И вот по этой или какой другой причине у Эдика подолгу не было девушки. Жил он в Иркутске, где живёт много бурят. Но на буряток Эдик не смотрел, а с русской надо было плотно задружиться, чтоб она поняла, какой он талант и миляга, и закрыла глаза на его «узкоплёночность». Но так хорошо сдружиться с русской у Эдика не получалось. Всё-таки мы, люди, в основной своей массе ищем партнёров своей расы.
И вот однажды на его горизонте появилась Эльза. Она была музыкантшей и подругой моего художника Вовы. Она приехала к нему из Красноярска на новогодние вакации. Но Вовина любовь прошла, он уже давно хотел от неё избавиться и после недолгого объяснения предложил расстаться. И, в общем-то, даже намекнул, что в его компании есть свободный парень, и если она соскучилась по мужчине, то тот наверняка поможет ей со всей своей мужской нерастраченной дури. И Эльза взяла и подошла к Эдику первой на новогодней вечеринке, устроенной в большой мастерской иркутского скульптора Самохвалова. Так они познакомились. Симпатичная девушка была такого дикого замеса кровей (с преобладанием всё же еврейской), что сама расовых предрассудков никаких не имела вообще.

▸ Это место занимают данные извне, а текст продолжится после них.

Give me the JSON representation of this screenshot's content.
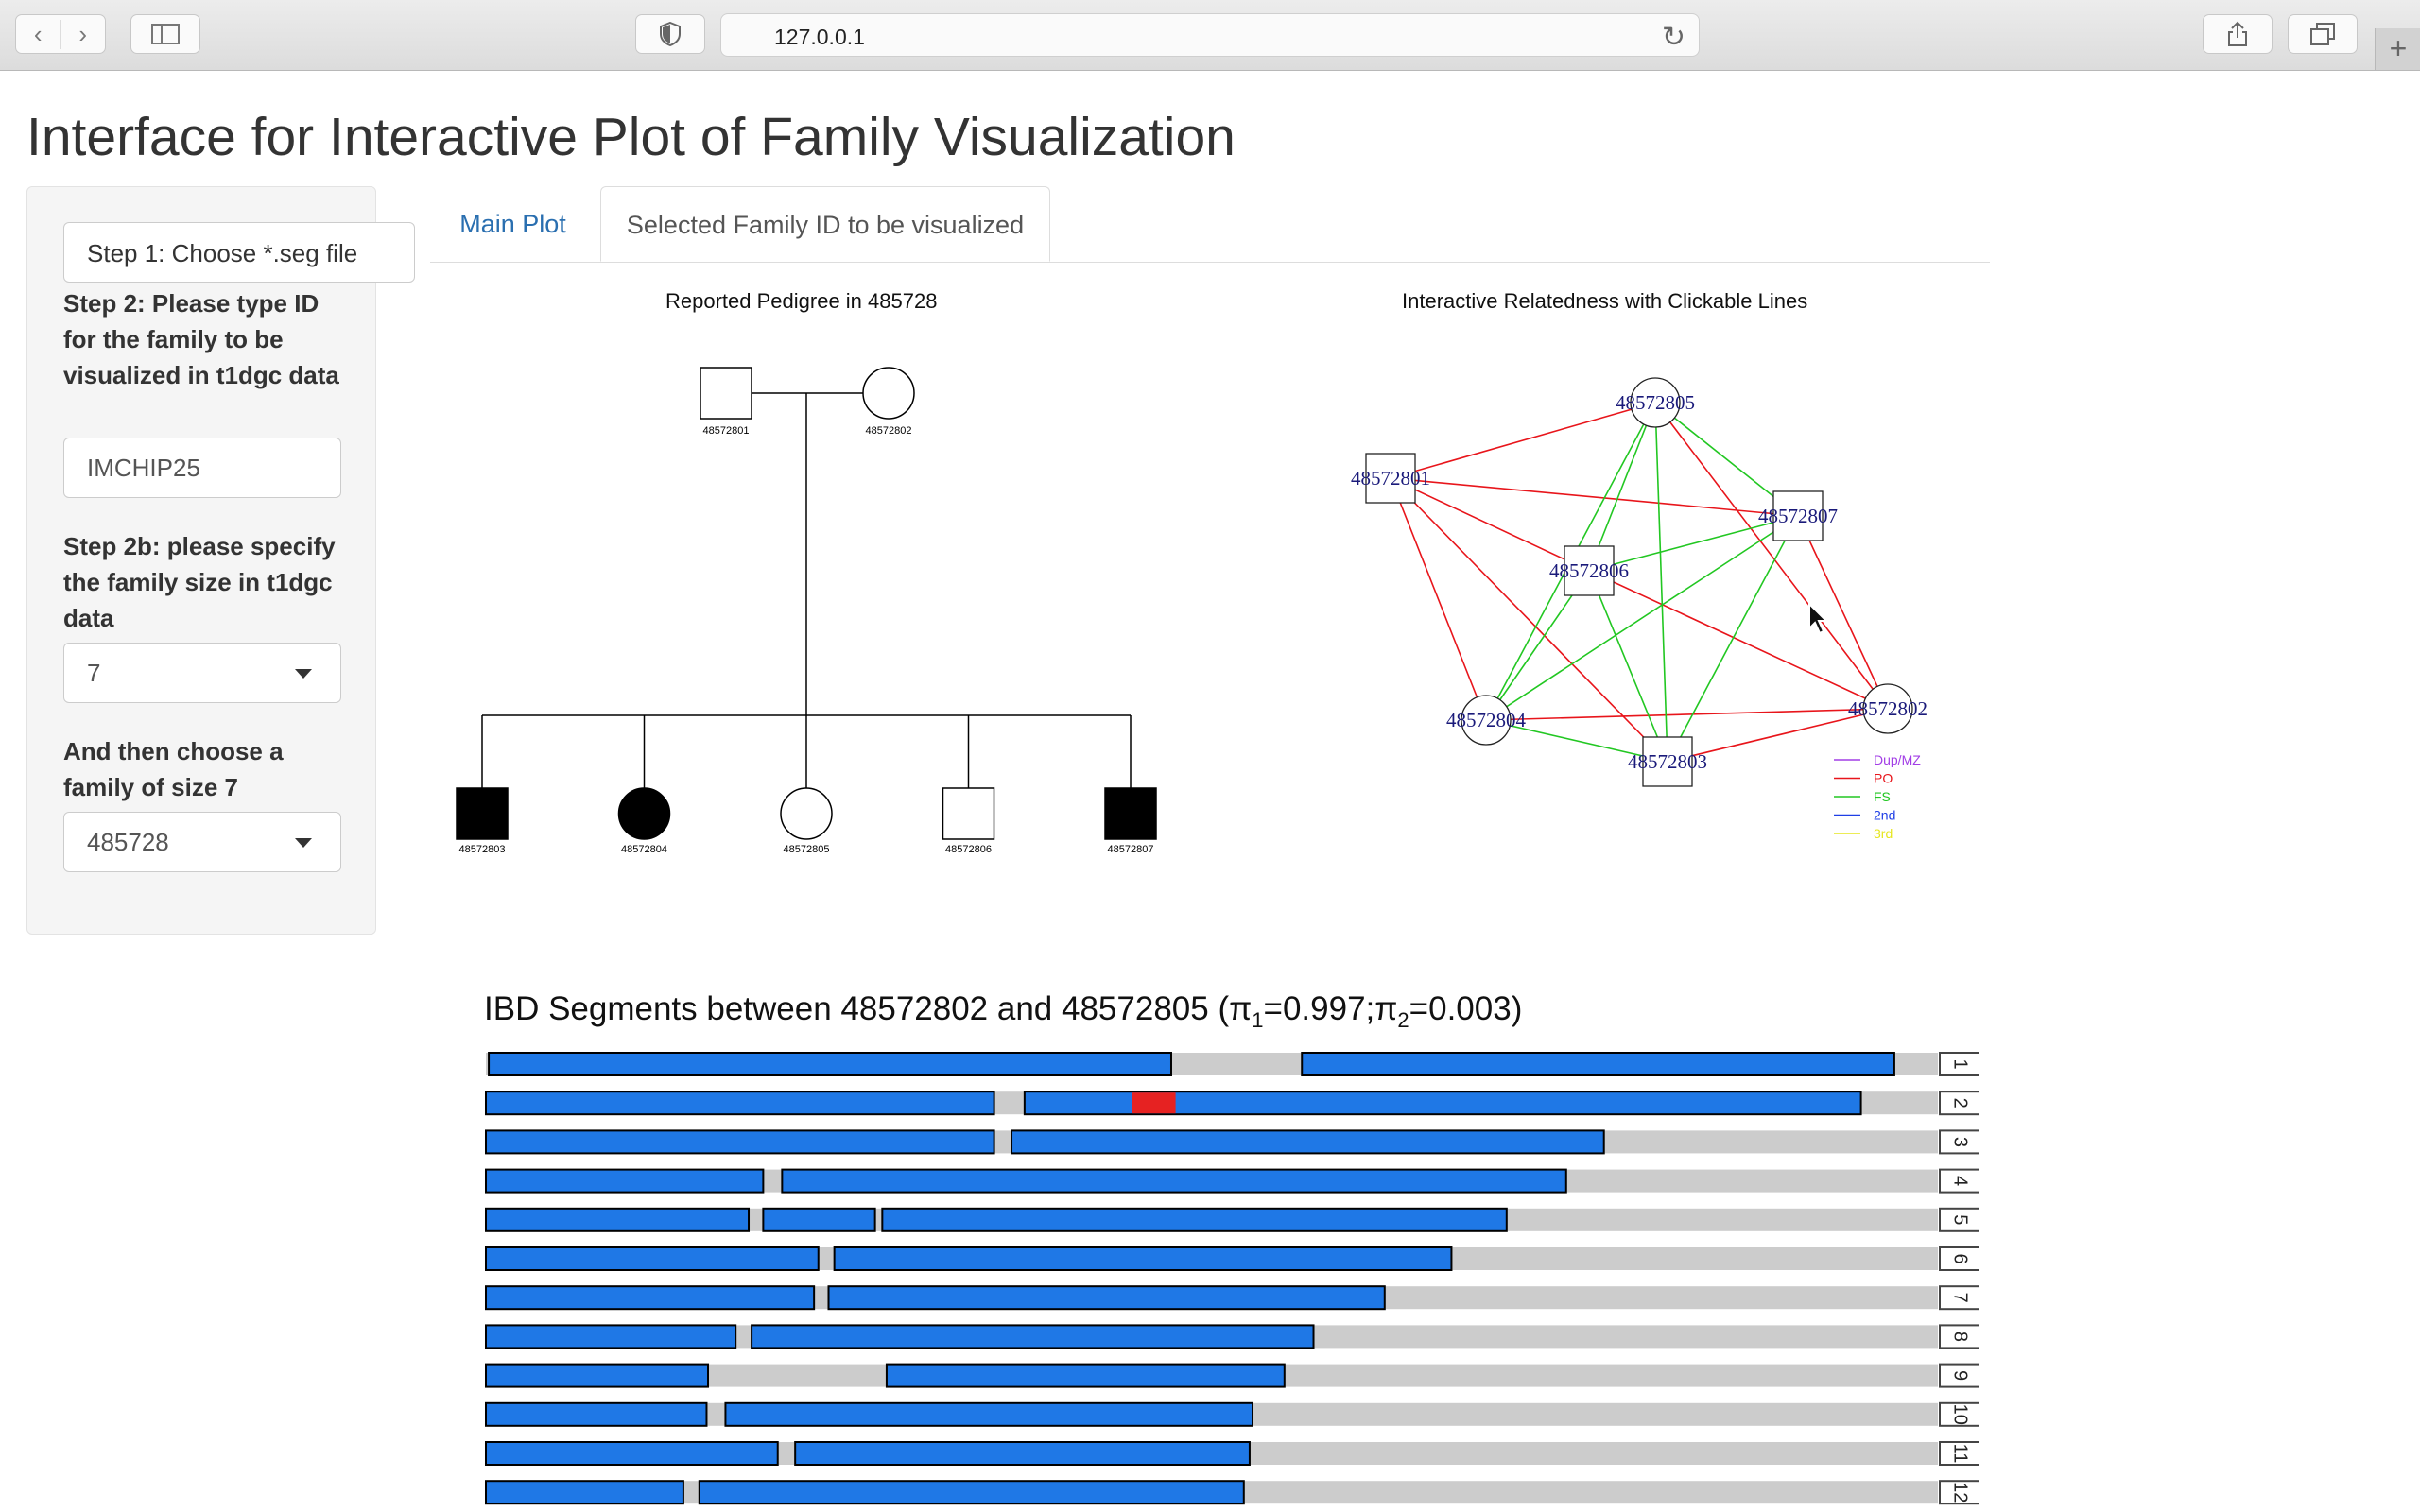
{
  "browser": {
    "url": "127.0.0.1"
  },
  "page_title": "Interface for Interactive Plot of Family Visualization",
  "sidebar": {
    "file_button": "Step 1: Choose *.seg file",
    "step2_label": "Step 2: Please type ID for the family to be visualized in t1dgc data",
    "family_id_value": "IMCHIP25",
    "step2b_label": "Step 2b: please specify the family size in t1dgc data",
    "family_size_value": "7",
    "choose_label": "And then choose a family of size 7",
    "family_value": "485728"
  },
  "tabs": [
    {
      "label": "Main Plot",
      "active": false
    },
    {
      "label": "Selected Family ID to be visualized",
      "active": true
    }
  ],
  "pedigree": {
    "title": "Reported Pedigree in 485728",
    "parents": [
      {
        "id": "48572801",
        "shape": "square",
        "affected": false
      },
      {
        "id": "48572802",
        "shape": "circle",
        "affected": false
      }
    ],
    "children": [
      {
        "id": "48572803",
        "shape": "square",
        "affected": true
      },
      {
        "id": "48572804",
        "shape": "circle",
        "affected": true
      },
      {
        "id": "48572805",
        "shape": "circle",
        "affected": false
      },
      {
        "id": "48572806",
        "shape": "square",
        "affected": false
      },
      {
        "id": "48572807",
        "shape": "square",
        "affected": true
      }
    ]
  },
  "network": {
    "title": "Interactive Relatedness with Clickable Lines",
    "nodes": [
      {
        "id": "48572805",
        "shape": "circle"
      },
      {
        "id": "48572801",
        "shape": "square"
      },
      {
        "id": "48572807",
        "shape": "square"
      },
      {
        "id": "48572806",
        "shape": "square"
      },
      {
        "id": "48572804",
        "shape": "circle"
      },
      {
        "id": "48572802",
        "shape": "circle"
      },
      {
        "id": "48572803",
        "shape": "square"
      }
    ],
    "edges": [
      {
        "a": "48572801",
        "b": "48572805",
        "type": "PO"
      },
      {
        "a": "48572801",
        "b": "48572807",
        "type": "PO"
      },
      {
        "a": "48572801",
        "b": "48572806",
        "type": "PO"
      },
      {
        "a": "48572801",
        "b": "48572804",
        "type": "PO"
      },
      {
        "a": "48572801",
        "b": "48572803",
        "type": "PO"
      },
      {
        "a": "48572802",
        "b": "48572805",
        "type": "PO"
      },
      {
        "a": "48572802",
        "b": "48572807",
        "type": "PO"
      },
      {
        "a": "48572802",
        "b": "48572806",
        "type": "PO"
      },
      {
        "a": "48572802",
        "b": "48572804",
        "type": "PO"
      },
      {
        "a": "48572802",
        "b": "48572803",
        "type": "PO"
      },
      {
        "a": "48572805",
        "b": "48572807",
        "type": "FS"
      },
      {
        "a": "48572805",
        "b": "48572806",
        "type": "FS"
      },
      {
        "a": "48572805",
        "b": "48572804",
        "type": "FS"
      },
      {
        "a": "48572805",
        "b": "48572803",
        "type": "FS"
      },
      {
        "a": "48572807",
        "b": "48572806",
        "type": "FS"
      },
      {
        "a": "48572807",
        "b": "48572804",
        "type": "FS"
      },
      {
        "a": "48572807",
        "b": "48572803",
        "type": "FS"
      },
      {
        "a": "48572806",
        "b": "48572804",
        "type": "FS"
      },
      {
        "a": "48572806",
        "b": "48572803",
        "type": "FS"
      },
      {
        "a": "48572804",
        "b": "48572803",
        "type": "FS"
      }
    ],
    "legend": [
      {
        "label": "Dup/MZ",
        "color": "#a23ee6"
      },
      {
        "label": "PO",
        "color": "#e8151b"
      },
      {
        "label": "FS",
        "color": "#22c722"
      },
      {
        "label": "2nd",
        "color": "#1f3fe6"
      },
      {
        "label": "3rd",
        "color": "#e6e61f"
      }
    ]
  },
  "ibd": {
    "title_prefix": "IBD Segments between 48572802 and 48572805 (",
    "pi1_label": "π",
    "pi1_sub": "1",
    "pi1_value": "=0.997;",
    "pi2_label": "π",
    "pi2_sub": "2",
    "pi2_value": "=0.003)",
    "colors": {
      "ibd1": "#1f78e6",
      "ibd2": "#e62222",
      "background": "#cccccc"
    },
    "chromosomes": [
      {
        "chr": "1",
        "ibd1": [
          [
            0.002,
            0.472
          ],
          [
            0.562,
            0.97
          ]
        ],
        "ibd2": []
      },
      {
        "chr": "2",
        "ibd1": [
          [
            0.0,
            0.35
          ],
          [
            0.371,
            0.947
          ]
        ],
        "ibd2": [
          [
            0.445,
            0.475
          ]
        ]
      },
      {
        "chr": "3",
        "ibd1": [
          [
            0.0,
            0.35
          ],
          [
            0.362,
            0.77
          ]
        ],
        "ibd2": []
      },
      {
        "chr": "4",
        "ibd1": [
          [
            0.0,
            0.191
          ],
          [
            0.204,
            0.744
          ]
        ],
        "ibd2": []
      },
      {
        "chr": "5",
        "ibd1": [
          [
            0.0,
            0.181
          ],
          [
            0.191,
            0.268
          ],
          [
            0.273,
            0.703
          ]
        ],
        "ibd2": []
      },
      {
        "chr": "6",
        "ibd1": [
          [
            0.0,
            0.229
          ],
          [
            0.24,
            0.665
          ]
        ],
        "ibd2": []
      },
      {
        "chr": "7",
        "ibd1": [
          [
            0.0,
            0.226
          ],
          [
            0.236,
            0.619
          ]
        ],
        "ibd2": []
      },
      {
        "chr": "8",
        "ibd1": [
          [
            0.0,
            0.172
          ],
          [
            0.183,
            0.57
          ]
        ],
        "ibd2": []
      },
      {
        "chr": "9",
        "ibd1": [
          [
            0.0,
            0.153
          ],
          [
            0.276,
            0.55
          ]
        ],
        "ibd2": []
      },
      {
        "chr": "10",
        "ibd1": [
          [
            0.0,
            0.152
          ],
          [
            0.165,
            0.528
          ]
        ],
        "ibd2": []
      },
      {
        "chr": "11",
        "ibd1": [
          [
            0.0,
            0.201
          ],
          [
            0.213,
            0.526
          ]
        ],
        "ibd2": []
      },
      {
        "chr": "12",
        "ibd1": [
          [
            0.0,
            0.136
          ],
          [
            0.147,
            0.522
          ]
        ],
        "ibd2": []
      }
    ]
  }
}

Сблизились они весьма и весьма быстро. И действительно, Эдик оказался девушке очень подходящ по темпераменту, а силушкой мужской был он не обижен. Кроме физической близости, возникла у влюблённых и, так сказать, близость духовная. Виолончелистка, она была девкой не только чувственной, но ещё и чувствительной натурой, и вообще образованным человеком. Её каникулы в Иркутске прошли на «отлично». Снять для любовных утех квартиру в центре у Эдика не получилось, и он снял дом в одном из окраинных районов, что даже было ещё лучше: у домовладельца была баня, где влюблённые парились, мылись и, возбудившись от вида цветущей плоти друг друга, вновь и вновь предавались телесным наслажденьям.

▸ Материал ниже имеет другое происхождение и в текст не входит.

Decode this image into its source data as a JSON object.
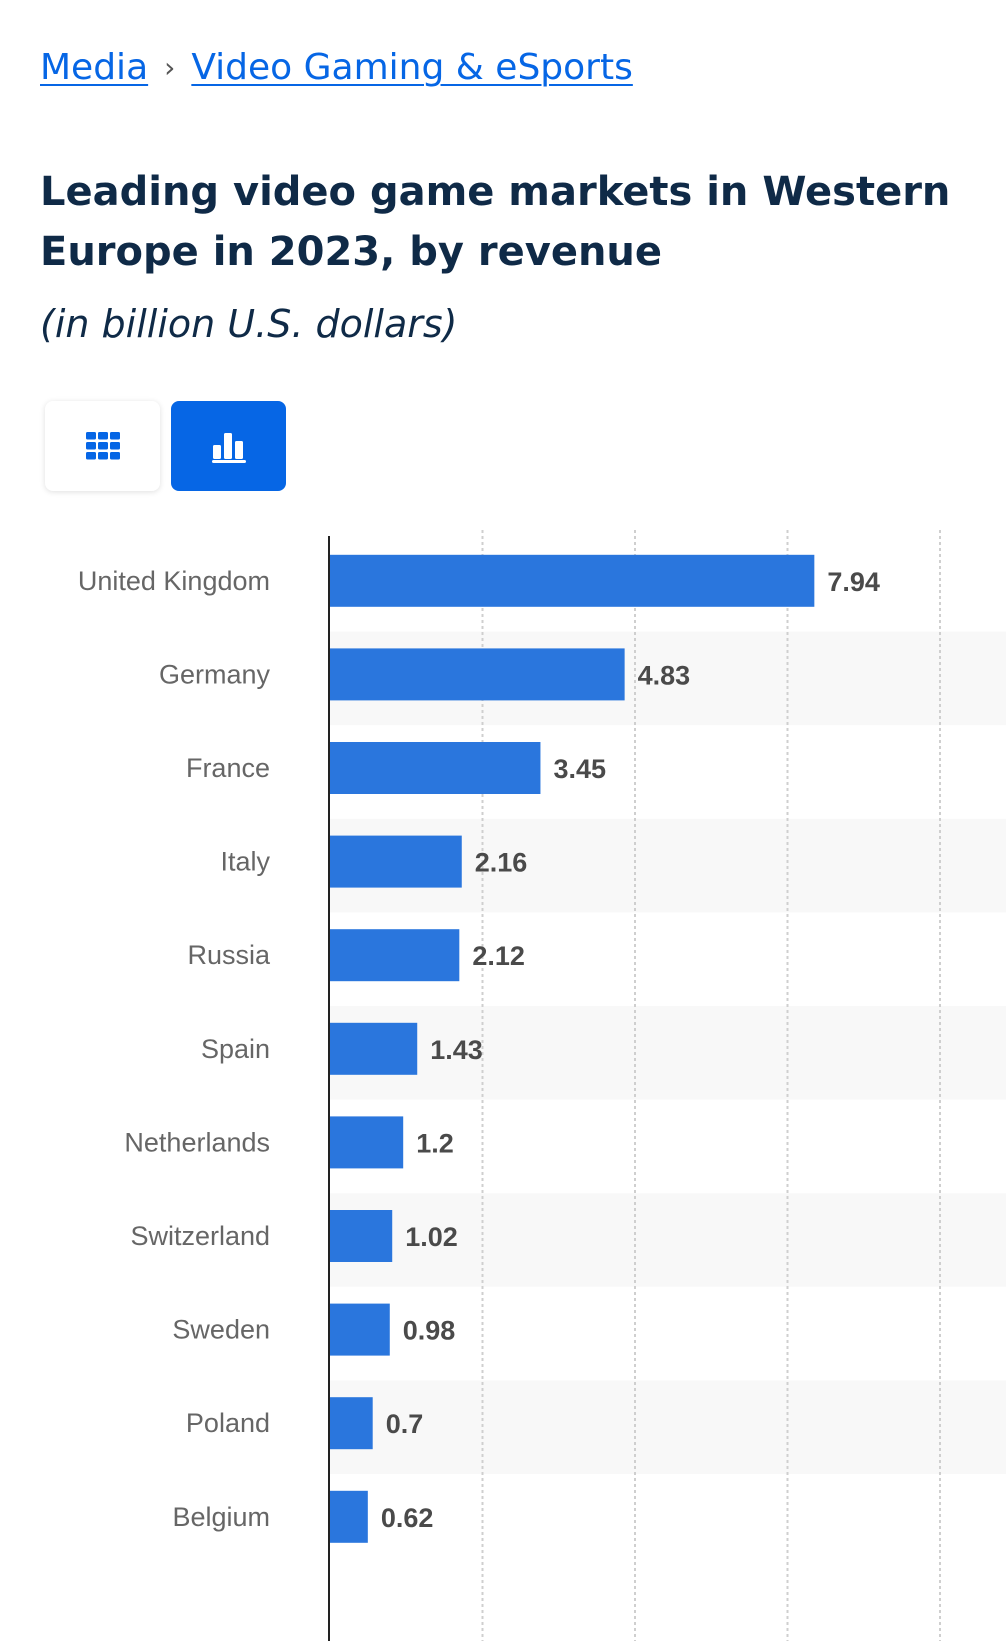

Но однажды каникулы кончились. Эльза собрала чемодан и купила билет до Красноярска. Эдик горячо целовал её на перроне.
— Если ты меня любишь, то ты сейчас придёшь домой и напишешь письмо, в котором скажешь всё, что думаешь о нашей любви, напишешь и сегодня же опустишь в ящик,— сказала ему на прощанье Эльза, которая была девушкой очень эмоциональной.— Это письмо я получу в Красноярске дня через три. Если оно вдохновит меня, я за месяц улажу и закончу все свои дела и приеду к тебе навсегда! Если же письма не будет больше десяти дней, значит, ты не любишь меня, и мы никогда уже больше не увидимся, и не смей искать меня!
И Эдик пообещал возлюбленной, что как только придёт домой, тотчас же сядет писать это письмо. Вагончик тронулся, перрон останулся. А наш якуто-бурят всё стоял и махал вслед поезду рукой.
«Как чуднó,— думал он,— у нас обоих имена на букву «Э». Она Эльза, я Эдуард. Это знак, это к счастью…»
На автобусной остановке пришлось стоять очень долго. А надо сказать, зима была в тот год суровая, морозы в январе давили до минус тридцати с лишним. Эдик сильно замёрз. Пришлось идти в вокзальный буфет, где он взял себе булку с сыром, стакан горячего какао… и когда уже хотел было закрыть чек, то увидел на витрине три початых бутылки: вино, водку и коньяк. Эдику непременно захотелось выпить коньяку, тем более деньги были, а эмоции расставания с любимой нужно было подживить, задать им больше драмы, приподнять, так сказать, лирическое давление. Он заказал сто грамм.
Буфетчица мерой отмерила сотку, перелила в стакан, поглядела на бутылку, где коньяк плескался теперь у самого донышка, вздохнула тяжело и перевела взгляд на покупателя:
— А возьмёте всё? На улице-то вон какая стужа.
И Эдик взял всё. Получилось ровно двести граммов, стакан.
И действительно, постоять на остановке пришлось ещё, а коньяк замечательно грел нутро. В холодном автобусе Эдик мечтал о будущем лете. Что Эльза переедет к нему, и они обязательно махнут дикарями в Крым, где в какой-нибудь бухте будут купаться голышом и есть виноград. Водитель «Икаруса» по громкой связи объявил конечную.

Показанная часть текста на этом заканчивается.